I don't think there is any question that the wrongheaded involvement in the Libyan uprising has been handled unconstitutionally. But then again, it is perfectly in line behind all of the other unconstitutional wars, large and small, we have waged since 1950.

I am not alone in this thinking, of course, and Michael Ramsey at Opinio Juris has a nice concise discussion of the constitutionally of U.S. war in Libya. He concludes:

"Perhaps, though, the President also has power to declare war (after all, the Constitution expressly says only that Congress has it, not that the President doesn’t, and it could be part of the President’s power as commander-in-chief). Returning to Hamilton, a key passage in his Federalist 32 argued that often constitutional power could be held concurrently by different entities. But, he continued, an exclusive grant of power would arise where concurrent power would be “totally contradictory and repugnant” – that is, when one branch’s exercise of a power would wholly undermine an express grant to another branch. Hamilton didn’t give the example of declaring war here, but it fits his model: war, once launched, cannot be undone without consequences. If Congress’ power is to decide when war should begin, it follows that the President cannot independently launch attacks.

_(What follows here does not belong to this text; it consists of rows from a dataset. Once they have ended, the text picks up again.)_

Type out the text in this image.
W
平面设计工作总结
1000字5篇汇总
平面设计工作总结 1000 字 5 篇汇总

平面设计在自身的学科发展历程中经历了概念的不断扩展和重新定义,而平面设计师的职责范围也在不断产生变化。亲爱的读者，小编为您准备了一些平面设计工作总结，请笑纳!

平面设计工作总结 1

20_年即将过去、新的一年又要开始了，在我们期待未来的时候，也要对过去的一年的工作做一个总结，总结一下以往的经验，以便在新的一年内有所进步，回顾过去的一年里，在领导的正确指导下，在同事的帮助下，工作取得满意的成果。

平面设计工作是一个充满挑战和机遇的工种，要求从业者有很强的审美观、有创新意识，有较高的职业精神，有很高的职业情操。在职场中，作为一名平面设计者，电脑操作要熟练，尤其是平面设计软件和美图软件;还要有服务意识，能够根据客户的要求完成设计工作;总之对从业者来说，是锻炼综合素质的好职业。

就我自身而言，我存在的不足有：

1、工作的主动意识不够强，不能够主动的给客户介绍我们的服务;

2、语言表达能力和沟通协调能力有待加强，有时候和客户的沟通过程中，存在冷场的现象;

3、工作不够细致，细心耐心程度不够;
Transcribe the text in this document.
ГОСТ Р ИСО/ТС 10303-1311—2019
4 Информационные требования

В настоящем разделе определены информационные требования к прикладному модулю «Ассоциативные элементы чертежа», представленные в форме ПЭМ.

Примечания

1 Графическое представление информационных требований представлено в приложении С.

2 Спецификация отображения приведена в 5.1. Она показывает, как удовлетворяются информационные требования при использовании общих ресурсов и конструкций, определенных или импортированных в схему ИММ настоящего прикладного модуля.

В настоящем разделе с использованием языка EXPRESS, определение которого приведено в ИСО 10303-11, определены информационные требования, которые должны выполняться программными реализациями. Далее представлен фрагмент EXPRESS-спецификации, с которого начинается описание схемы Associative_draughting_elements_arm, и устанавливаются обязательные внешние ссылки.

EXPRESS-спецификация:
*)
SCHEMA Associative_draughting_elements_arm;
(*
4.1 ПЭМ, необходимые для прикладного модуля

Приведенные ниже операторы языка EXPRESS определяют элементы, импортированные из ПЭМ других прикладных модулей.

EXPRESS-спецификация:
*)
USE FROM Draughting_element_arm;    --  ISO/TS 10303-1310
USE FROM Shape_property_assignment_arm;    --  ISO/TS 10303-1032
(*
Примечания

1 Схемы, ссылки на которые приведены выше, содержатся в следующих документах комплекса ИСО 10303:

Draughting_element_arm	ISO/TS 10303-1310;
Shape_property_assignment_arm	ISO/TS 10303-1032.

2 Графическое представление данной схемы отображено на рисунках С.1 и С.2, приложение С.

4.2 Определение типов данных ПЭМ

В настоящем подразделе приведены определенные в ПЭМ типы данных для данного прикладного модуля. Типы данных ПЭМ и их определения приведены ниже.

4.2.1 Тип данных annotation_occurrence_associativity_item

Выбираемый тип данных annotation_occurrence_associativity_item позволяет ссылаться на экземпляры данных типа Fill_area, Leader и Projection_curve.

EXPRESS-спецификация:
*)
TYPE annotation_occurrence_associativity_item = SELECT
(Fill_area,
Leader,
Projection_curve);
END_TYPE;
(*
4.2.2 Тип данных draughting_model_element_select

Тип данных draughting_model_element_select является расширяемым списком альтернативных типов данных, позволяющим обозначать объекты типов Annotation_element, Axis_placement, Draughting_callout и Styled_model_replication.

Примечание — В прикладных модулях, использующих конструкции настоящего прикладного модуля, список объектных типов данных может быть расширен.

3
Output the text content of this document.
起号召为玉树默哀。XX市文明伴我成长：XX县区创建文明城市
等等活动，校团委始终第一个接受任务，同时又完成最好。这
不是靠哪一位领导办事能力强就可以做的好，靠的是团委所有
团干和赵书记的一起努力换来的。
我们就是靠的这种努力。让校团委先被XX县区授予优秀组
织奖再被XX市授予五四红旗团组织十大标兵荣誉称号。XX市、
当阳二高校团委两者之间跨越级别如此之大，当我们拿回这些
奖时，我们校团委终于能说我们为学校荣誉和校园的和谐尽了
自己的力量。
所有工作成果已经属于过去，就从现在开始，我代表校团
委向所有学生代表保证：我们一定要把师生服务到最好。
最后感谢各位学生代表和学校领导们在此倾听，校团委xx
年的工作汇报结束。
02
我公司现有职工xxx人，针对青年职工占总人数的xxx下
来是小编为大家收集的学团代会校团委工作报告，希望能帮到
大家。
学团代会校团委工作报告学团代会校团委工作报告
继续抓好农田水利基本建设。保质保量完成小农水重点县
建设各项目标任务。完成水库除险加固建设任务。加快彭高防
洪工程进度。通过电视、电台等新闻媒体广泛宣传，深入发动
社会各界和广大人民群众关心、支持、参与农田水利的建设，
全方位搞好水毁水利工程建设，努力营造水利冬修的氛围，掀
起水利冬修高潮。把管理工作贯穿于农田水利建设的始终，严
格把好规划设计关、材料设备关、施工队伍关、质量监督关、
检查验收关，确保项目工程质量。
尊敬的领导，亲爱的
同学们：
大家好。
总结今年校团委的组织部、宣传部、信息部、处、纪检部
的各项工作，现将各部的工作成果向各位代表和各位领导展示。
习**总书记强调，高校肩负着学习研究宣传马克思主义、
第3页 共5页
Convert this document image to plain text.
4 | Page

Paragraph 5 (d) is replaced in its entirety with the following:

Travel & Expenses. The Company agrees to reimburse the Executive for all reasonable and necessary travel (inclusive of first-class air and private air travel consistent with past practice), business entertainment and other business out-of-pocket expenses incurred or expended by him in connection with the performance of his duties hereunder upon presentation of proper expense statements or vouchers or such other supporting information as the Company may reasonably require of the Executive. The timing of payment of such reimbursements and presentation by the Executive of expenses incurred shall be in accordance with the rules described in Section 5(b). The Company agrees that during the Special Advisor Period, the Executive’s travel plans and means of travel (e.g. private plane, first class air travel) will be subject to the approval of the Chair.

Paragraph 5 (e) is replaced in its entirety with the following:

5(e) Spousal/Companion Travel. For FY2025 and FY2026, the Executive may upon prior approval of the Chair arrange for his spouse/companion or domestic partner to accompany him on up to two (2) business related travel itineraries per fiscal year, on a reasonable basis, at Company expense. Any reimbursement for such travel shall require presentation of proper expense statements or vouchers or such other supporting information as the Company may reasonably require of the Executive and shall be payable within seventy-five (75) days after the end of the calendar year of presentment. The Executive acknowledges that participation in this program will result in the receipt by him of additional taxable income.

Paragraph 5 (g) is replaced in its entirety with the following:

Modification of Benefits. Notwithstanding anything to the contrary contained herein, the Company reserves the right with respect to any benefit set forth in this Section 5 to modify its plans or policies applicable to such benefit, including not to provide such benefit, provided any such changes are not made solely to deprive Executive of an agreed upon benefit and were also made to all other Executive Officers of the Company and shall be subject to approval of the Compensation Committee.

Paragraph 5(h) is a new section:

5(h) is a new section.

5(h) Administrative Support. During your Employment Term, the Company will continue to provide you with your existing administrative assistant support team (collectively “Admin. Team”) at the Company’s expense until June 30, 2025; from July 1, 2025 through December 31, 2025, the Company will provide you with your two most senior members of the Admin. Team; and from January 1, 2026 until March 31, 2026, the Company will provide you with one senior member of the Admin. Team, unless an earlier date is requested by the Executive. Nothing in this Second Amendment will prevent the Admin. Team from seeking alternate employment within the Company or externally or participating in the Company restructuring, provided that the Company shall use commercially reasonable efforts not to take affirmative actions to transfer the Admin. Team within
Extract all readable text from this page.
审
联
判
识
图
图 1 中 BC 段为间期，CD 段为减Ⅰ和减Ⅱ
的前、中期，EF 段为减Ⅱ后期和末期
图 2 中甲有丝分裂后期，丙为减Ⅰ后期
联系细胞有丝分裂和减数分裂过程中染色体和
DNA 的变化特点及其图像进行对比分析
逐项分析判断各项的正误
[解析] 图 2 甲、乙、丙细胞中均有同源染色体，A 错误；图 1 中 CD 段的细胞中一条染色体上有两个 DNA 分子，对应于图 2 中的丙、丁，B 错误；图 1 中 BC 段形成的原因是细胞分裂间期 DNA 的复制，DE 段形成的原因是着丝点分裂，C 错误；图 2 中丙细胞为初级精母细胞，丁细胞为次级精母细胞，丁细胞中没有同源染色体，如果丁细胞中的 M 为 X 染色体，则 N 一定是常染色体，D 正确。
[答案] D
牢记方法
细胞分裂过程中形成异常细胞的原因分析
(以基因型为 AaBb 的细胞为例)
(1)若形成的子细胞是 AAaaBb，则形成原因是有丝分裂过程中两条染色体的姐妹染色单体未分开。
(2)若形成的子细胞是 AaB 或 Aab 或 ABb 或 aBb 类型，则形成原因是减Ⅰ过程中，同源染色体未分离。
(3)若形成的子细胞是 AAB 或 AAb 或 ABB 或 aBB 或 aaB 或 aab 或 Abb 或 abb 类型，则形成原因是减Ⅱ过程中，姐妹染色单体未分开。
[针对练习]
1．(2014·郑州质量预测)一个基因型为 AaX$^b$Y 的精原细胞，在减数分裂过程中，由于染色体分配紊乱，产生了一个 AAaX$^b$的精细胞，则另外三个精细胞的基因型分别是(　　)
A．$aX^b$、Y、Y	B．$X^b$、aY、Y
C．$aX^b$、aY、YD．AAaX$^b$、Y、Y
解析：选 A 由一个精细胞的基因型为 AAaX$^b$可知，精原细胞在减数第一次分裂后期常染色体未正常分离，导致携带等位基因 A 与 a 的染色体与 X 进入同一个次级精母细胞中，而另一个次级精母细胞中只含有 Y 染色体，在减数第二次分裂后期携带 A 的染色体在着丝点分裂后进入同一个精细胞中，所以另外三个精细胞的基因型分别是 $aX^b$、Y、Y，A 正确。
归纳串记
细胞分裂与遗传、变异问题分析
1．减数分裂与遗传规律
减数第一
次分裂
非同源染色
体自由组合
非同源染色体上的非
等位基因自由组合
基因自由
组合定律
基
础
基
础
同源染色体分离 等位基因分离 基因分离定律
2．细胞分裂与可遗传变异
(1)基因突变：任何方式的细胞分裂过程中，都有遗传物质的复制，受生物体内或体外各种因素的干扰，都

And the Constitution’s drafters expressly described the clause as designed to exclude presidential war-initiation power. James Wilson told the Pennsylvania ratifying convention: “This system will not hurry us into war; it is calculated to guard against it. It will not be in the power of a single man, or a single body of men, to involve us in such distress; for the important power of declaring war is vested in the legislature at large.”

As a result, the founding generation’s views are clear and have firm basis in the Constitution’s text: the declare war clause gives Congress the exclusive power to decide when war should be “declared” – meaning begun by “word or action.” In Libya, President Obama has “declared” a war – a limited one, to be sure, but still a war by 18th century definitions – without congressional approval. That contravenes both the Constitution’s text and the founding era’s consensus understanding."

Jack Goldsmith has a different view and, characteristically, he states it with clarity. He lists the various similar unilateral military actions, beside Korea and Kosovo, he lists Haiti (2004), Bosnia (1995), Haiti (1994), Somalia (1992), Panama (1989), Libya (1986), Lebanon (1982), and Iran (1980), then notes

"Critics will claim that a pattern of consistently violating the Constitution cannot remedy the illegality of these actions. But that is not the right way to view this pattern. An important principle of constitutional law—especially when the allocation of power between the branches is at issue—is that constitutional meaning gets liquidated by constitutional practice."

He concludes that:
"It does not appear that President Obama gave the issue of domestic political support much thought when he turned on a dime last week. This is an astonishing oversight, if it was that, from a man who campaigned on the need for retrenchment and prudence in the use of U.S. military force."

Correct me if I am wrong, but didn't G.W. Bush run on a similar claim in 2000, back in his anti-Wilsonian days? Power gets awfully compelling when you have the levers in your hands.